At present, if an Indian or a person of Indian origin managed his stay in India such that he remained a non-resident in perpetuity, he was not liable to pay tax on his global income in India.
The Union Budget 2020 has now proposed to introduce a deeming provision that every Indian citizen who is not liable to tax in any other country, by virtue of his domicile or residence, shall be deemed as a resident of India. Consequently, his global income would be taxable in India.
Tightening the residency provisions, the Budget also proposed to reduce the period of stay in India to 120 days from 182 days earlier for persons of Indian origin (PIOs) to be categorised as non-resident Indians (NRIs).

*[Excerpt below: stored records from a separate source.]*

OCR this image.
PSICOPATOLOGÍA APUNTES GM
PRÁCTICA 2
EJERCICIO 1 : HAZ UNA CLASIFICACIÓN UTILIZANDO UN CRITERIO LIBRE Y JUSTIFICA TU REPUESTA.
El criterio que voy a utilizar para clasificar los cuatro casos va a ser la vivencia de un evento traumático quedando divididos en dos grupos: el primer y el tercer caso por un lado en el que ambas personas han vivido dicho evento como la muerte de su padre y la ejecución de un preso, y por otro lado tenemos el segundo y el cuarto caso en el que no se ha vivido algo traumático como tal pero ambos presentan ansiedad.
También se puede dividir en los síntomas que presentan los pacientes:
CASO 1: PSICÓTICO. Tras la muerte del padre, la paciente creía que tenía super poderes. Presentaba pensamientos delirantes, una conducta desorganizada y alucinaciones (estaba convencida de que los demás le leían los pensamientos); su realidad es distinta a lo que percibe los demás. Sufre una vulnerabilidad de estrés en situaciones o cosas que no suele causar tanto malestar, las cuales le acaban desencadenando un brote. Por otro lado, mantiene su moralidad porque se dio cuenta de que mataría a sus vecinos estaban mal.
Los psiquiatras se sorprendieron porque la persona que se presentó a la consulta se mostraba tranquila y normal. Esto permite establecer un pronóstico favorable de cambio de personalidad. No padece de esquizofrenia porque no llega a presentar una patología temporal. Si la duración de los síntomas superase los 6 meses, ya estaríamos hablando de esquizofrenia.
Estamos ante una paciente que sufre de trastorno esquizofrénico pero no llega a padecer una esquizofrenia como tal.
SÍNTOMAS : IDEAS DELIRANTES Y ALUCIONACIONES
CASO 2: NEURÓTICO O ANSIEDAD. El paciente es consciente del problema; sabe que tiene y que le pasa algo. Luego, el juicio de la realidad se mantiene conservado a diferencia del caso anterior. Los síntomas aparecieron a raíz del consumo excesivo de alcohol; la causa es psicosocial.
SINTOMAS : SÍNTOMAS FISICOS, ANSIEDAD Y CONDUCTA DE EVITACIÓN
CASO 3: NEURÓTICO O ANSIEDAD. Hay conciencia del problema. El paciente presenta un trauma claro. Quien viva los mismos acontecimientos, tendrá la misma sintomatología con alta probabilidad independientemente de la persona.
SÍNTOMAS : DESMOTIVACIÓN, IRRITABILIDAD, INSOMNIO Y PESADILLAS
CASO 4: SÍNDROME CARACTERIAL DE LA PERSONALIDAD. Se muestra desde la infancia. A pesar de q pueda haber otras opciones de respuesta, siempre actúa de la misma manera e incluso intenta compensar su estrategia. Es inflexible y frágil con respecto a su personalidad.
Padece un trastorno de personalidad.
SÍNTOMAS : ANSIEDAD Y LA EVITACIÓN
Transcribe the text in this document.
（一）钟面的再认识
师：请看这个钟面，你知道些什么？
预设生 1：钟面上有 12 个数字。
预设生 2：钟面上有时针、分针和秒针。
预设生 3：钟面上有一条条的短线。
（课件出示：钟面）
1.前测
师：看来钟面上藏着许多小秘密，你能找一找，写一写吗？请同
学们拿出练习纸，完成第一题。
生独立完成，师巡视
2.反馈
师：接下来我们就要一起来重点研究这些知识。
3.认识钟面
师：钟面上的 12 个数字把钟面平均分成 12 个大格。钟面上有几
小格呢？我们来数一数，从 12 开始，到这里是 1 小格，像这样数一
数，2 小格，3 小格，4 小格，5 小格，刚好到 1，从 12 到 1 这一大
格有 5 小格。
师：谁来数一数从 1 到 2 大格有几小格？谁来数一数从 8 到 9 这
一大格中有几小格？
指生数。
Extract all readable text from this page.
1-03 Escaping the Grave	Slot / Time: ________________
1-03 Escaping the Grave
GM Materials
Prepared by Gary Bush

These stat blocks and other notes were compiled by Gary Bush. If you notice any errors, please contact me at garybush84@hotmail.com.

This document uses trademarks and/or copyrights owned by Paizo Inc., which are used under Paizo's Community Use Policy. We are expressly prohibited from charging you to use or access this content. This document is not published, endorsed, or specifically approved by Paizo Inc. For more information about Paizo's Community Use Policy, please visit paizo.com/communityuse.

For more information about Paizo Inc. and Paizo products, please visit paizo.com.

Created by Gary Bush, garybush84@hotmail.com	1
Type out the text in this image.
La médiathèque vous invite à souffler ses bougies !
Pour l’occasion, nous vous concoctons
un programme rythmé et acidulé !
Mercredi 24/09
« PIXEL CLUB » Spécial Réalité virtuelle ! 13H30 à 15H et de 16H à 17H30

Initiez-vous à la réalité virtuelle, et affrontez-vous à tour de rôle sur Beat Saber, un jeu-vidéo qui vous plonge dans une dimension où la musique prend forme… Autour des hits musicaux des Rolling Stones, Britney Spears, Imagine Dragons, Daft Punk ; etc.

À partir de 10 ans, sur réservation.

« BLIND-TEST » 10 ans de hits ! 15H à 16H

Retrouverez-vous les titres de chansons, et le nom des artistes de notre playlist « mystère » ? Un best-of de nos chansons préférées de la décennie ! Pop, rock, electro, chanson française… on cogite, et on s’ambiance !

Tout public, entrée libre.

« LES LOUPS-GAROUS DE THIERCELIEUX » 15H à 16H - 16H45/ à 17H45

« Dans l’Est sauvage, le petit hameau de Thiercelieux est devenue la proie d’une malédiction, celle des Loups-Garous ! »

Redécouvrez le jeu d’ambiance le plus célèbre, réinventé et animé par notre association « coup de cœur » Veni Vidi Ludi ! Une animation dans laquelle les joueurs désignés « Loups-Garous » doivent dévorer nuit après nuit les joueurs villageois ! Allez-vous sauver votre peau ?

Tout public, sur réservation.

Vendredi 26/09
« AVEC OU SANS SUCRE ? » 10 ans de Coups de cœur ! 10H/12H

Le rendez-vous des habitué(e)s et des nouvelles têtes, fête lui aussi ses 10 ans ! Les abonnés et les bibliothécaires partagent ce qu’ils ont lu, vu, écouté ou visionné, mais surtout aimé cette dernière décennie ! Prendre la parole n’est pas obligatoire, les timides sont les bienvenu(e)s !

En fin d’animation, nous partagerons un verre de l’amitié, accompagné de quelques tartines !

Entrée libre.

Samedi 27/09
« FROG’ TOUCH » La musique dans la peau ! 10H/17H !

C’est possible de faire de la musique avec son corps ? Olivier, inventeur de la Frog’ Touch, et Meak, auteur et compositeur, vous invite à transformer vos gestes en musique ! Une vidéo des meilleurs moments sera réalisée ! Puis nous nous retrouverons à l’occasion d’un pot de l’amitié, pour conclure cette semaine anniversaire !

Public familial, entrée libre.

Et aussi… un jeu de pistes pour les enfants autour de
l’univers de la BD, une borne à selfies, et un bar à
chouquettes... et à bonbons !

“…In many cases we have found that some people are residents of no country in the world, they may be staying a certain number of days in different parts of the world. So… any Indian citizen – if he is not a resident of any country in the world – would be deemed to be resident in India, and then his worldwide income will be taxed,” Revenue Secretary Ajay Bhushan Pandey said.
Amending Section 6 of the I-T Act, the Budget proposed that “Notwithstanding anything contained in clause (1), an individual, being a citizen of India, shall be deemed to be resident in India in any previous year, if he is not liable to tax in any other country or territory by reason of his domicile or residence or any other criteria of similar nature”.
Reworking the definition of NRIs, the Budget document said that the I-T Act provides that an Indian citizen or a person of Indian origin shall be Indian resident if he is in India for 182 days in that year.
“This provision provides relaxation to an Indian citizen or a person of Indian origin allowing them to visit India for a longer duration without becoming resident of India. Instances have come to notice where the period of 182 days specified in respect of an Indian citizen or person of Indian origin visiting India during the year is being misused.
“Individuals, who are actually carrying out substantial economic activities from India, manage their period of stay in India, so as to remain a non-resident in perpetuity and not be required to declare their global income in India,” said the memorandum to the Budget.
Pandey said changes have been brought about in the Income Tax Act, which states that if an Indian citizen stays more than 180 days out of the country, he becomes a non-resident.
So we have made some changes there. Now, in order for him to become a non-resident he has to stay out of the country for 240 days, Pandey said.
The Budget also proposes to rework the definition of “not ordinarily resident” in India, if the individual has been a non-resident in India in 7 out of 10 previous years preceding that year. Earlier for an individual to be considered “not ordinarily resident”, he/she had to be a non-resident in India in 9 out of 10 years.
Nangia Andersen Chairman Rakesh Nangia said, “Residency provisions for the purpose of taxation has been tightened, specifically for stateless persons, who are not liable to tax in any country or jurisdiction. This could impact non-resident Indians staying in countries such as UAE which does not impose income tax on individuals under local tax laws.
Transaction Square Founder Girish Vanvari said, “These changes in definition would deter people from coming to India and some can even think of giving up Indian citizenship”.
Gopal Bohra of NA Shah Associates said at present, it is entirely possible for high net worth individuals to arrange his affairs in such a fashion that he would not be liable to tax in any other country and also not in India.
The new provision “will adversely impact High Networth Individuals using the domicile mechanism to evade tax globally,” he said.